Suikoden follow-up Eiyuden Chronicle successfully funded on Kickstarter

It didn’t take long for the long-awaited successor to Suikoden to get funded on Kickstarter. Today, just a few hours after the crowdfunding campaign launched, Eiyuden Chronicle managed to surpass its funding goal of $500,000. The game is being helmed by a new studio called Rabbit & Bear, founded by some of the key creative minds behind the classic PlayStation-era roleplaying series, including Yoshitaka Murayama, director and writer on the first two Suikoden games.

The studio describes Eiyuden Chronicle as a game that aims to celebrate classic JRPGS, with features like sprite-based characters, turn-based combat, and a large, fantastical world to explore. There are also cats — lots and lots of cats. Aside from Murayama, the creative team also includes Junko Kawano, the lead artist on Suikoden 1 and 4; Junichi Murakami, art director on Castlevania: Aria of Sorrow; Suikoden Tactics director Osamu Komuta; and composers Motoi Sakuraba and Michiko Naruke.

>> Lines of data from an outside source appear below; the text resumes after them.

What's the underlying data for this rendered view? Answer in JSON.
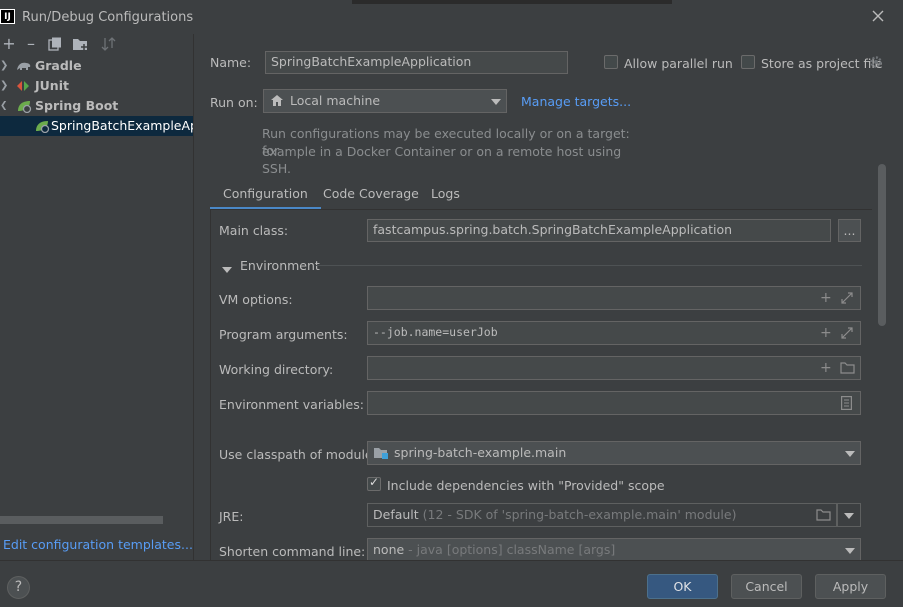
{
  "window": {
    "title": "Run/Debug Configurations",
    "logo_text": "IJ"
  },
  "sidebar": {
    "toolbar": [
      "add",
      "remove",
      "copy",
      "new-folder",
      "sort"
    ],
    "tree": [
      {
        "label": "Gradle",
        "expanded": false
      },
      {
        "label": "JUnit",
        "expanded": false
      },
      {
        "label": "Spring Boot",
        "expanded": true
      },
      {
        "label": "SpringBatchExampleApplic",
        "selected": true
      }
    ],
    "edit_templates_link": "Edit configuration templates..."
  },
  "form": {
    "name_label": "Name:",
    "name_value": "SpringBatchExampleApplication",
    "allow_parallel_label": "Allow parallel run",
    "allow_parallel_checked": false,
    "store_project_label": "Store as project file",
    "store_project_checked": false,
    "run_on_label": "Run on:",
    "run_on_value": "Local machine",
    "manage_targets": "Manage targets...",
    "run_on_hint_1": "Run configurations may be executed locally or on a target: for",
    "run_on_hint_2": "example in a Docker Container or on a remote host using SSH."
  },
  "tabs": [
    {
      "label": "Configuration",
      "active": true
    },
    {
      "label": "Code Coverage",
      "active": false
    },
    {
      "label": "Logs",
      "active": false
    }
  ],
  "config": {
    "main_class_label": "Main class:",
    "main_class_value": "fastcampus.spring.batch.SpringBatchExampleApplication",
    "browse_label": "...",
    "environment_label": "Environment",
    "vm_options_label": "VM options:",
    "vm_options_value": "",
    "program_args_label": "Program arguments:",
    "program_args_value": "--job.name=userJob",
    "working_dir_label": "Working directory:",
    "working_dir_value": "",
    "env_vars_label": "Environment variables:",
    "env_vars_value": "",
    "classpath_label": "Use classpath of module:",
    "classpath_value": "spring-batch-example.main",
    "include_deps_label": "Include dependencies with \"Provided\" scope",
    "include_deps_checked": true,
    "jre_label": "JRE:",
    "jre_value": "Default",
    "jre_hint": "(12 - SDK of 'spring-batch-example.main' module)",
    "shorten_label": "Shorten command line:",
    "shorten_value": "none",
    "shorten_hint": "- java [options] className [args]"
  },
  "footer": {
    "help": "?",
    "ok": "OK",
    "cancel": "Cancel",
    "apply": "Apply"
  },
  "colors": {
    "background": "#3c3f41",
    "field": "#45494a",
    "link": "#589df6",
    "selection": "#0d293e",
    "primary_button": "#365880",
    "tab_underline": "#4a88c7"
  }
}
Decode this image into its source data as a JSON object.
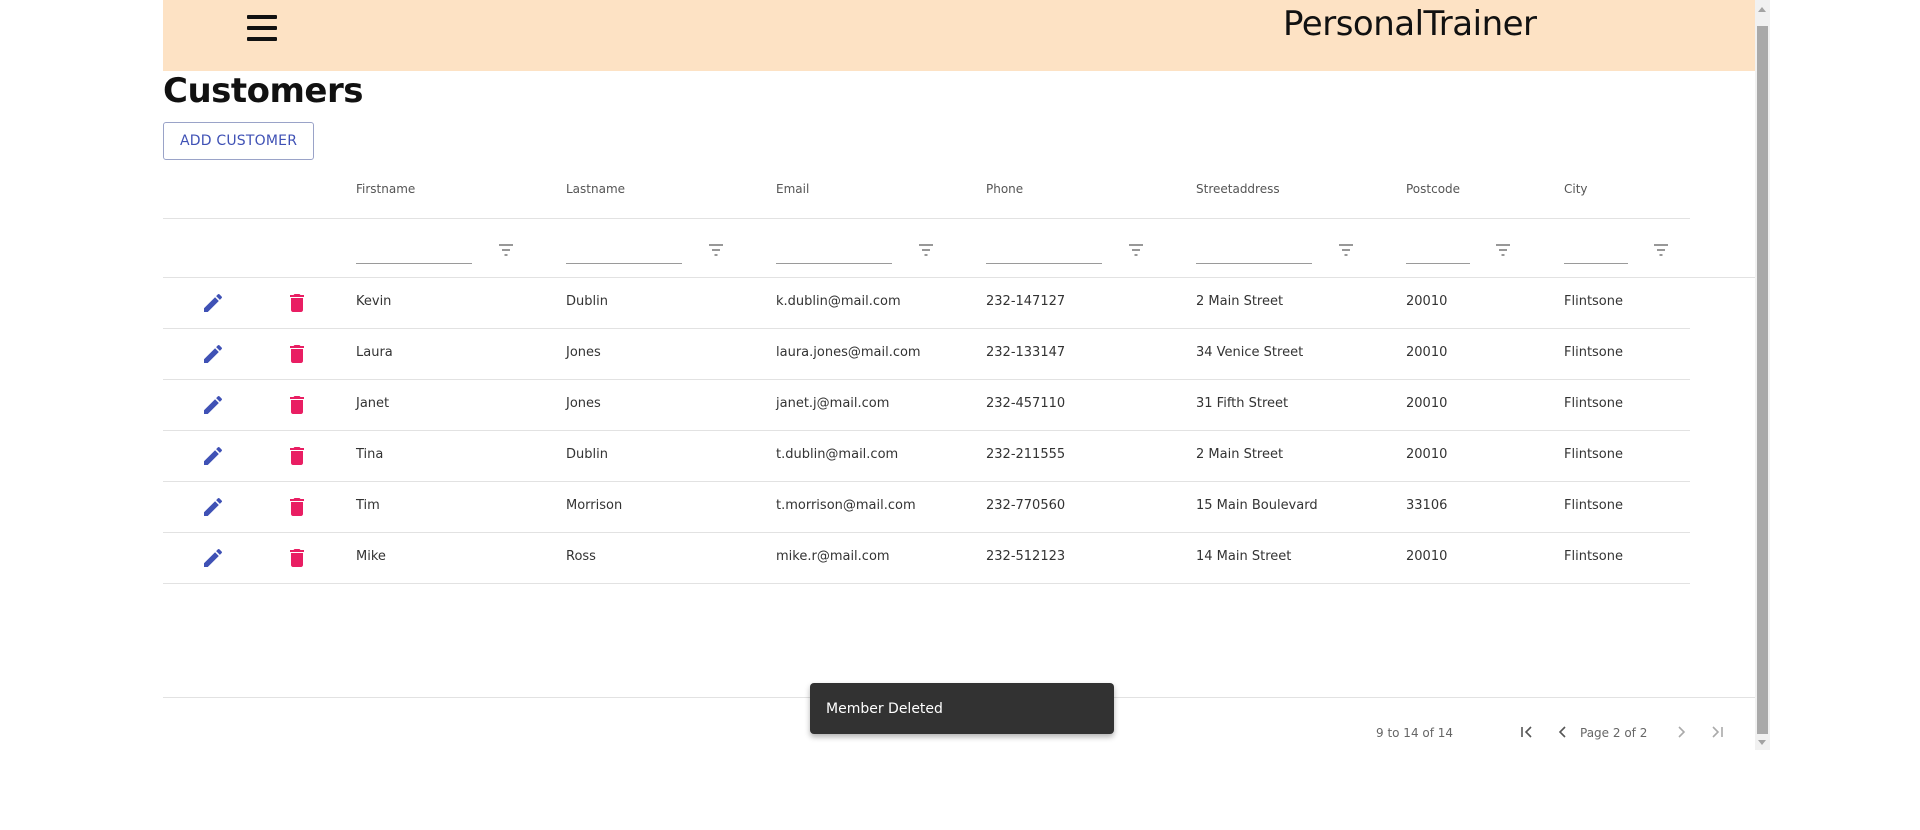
{
  "app": {
    "title": "PersonalTrainer",
    "header_bg": "#fde2c4"
  },
  "page": {
    "title": "Customers",
    "add_button_label": "ADD CUSTOMER"
  },
  "table": {
    "columns": [
      "Firstname",
      "Lastname",
      "Email",
      "Phone",
      "Streetaddress",
      "Postcode",
      "City"
    ],
    "filter_placeholders": [
      "",
      "",
      "",
      "",
      "",
      "",
      ""
    ],
    "rows": [
      [
        "Kevin",
        "Dublin",
        "k.dublin@mail.com",
        "232-147127",
        "2 Main Street",
        "20010",
        "Flintsone"
      ],
      [
        "Laura",
        "Jones",
        "laura.jones@mail.com",
        "232-133147",
        "34 Venice Street",
        "20010",
        "Flintsone"
      ],
      [
        "Janet",
        "Jones",
        "janet.j@mail.com",
        "232-457110",
        "31 Fifth Street",
        "20010",
        "Flintsone"
      ],
      [
        "Tina",
        "Dublin",
        "t.dublin@mail.com",
        "232-211555",
        "2 Main Street",
        "20010",
        "Flintsone"
      ],
      [
        "Tim",
        "Morrison",
        "t.morrison@mail.com",
        "232-770560",
        "15 Main Boulevard",
        "33106",
        "Flintsone"
      ],
      [
        "Mike",
        "Ross",
        "mike.r@mail.com",
        "232-512123",
        "14 Main Street",
        "20010",
        "Flintsone"
      ]
    ],
    "row_action_icons": {
      "edit": "pencil-icon",
      "delete": "trash-icon"
    },
    "colors": {
      "edit": "#3f51b5",
      "delete": "#e91e63"
    }
  },
  "pagination": {
    "summary": "9 to 14 of 14",
    "page_label": "Page 2 of 2"
  },
  "snackbar": {
    "message": "Member Deleted"
  }
}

“Over the past years the core creators have met up at different events, and of course you talk about the glory days as well as regrets,” Murayama told The Verge last week. “One common thing that always came up was ‘Isn’t it about time we make a game for ourselves? Something we really want to make? Something we can make for the fans?’ And that dream provided the spark for this current project.”

Currently, the game is slated to launch on PC in 2022, though if funding hits $1 million, it could also come to platforms like the Xbox One, Xbox Series X, PS4, PS5, and “Nintendo’s next generation console.”

“For this campaign, the launch timing will most likely put us right in the middle of a console transition period, meaning that some people will own next-gen consoles, and some will not. This is less than ideal when trying to run a Kickstarter campaign that you want to cater to the maximum number of people. We need to determine a single quality baseline for the game,” the Kickstarter page reads. Because of this, the studio notes that a version for the Switch would require substantial changes and downgrades, and it hopes that there “will be something akin to a Switch 2” to make the porting process more seamless.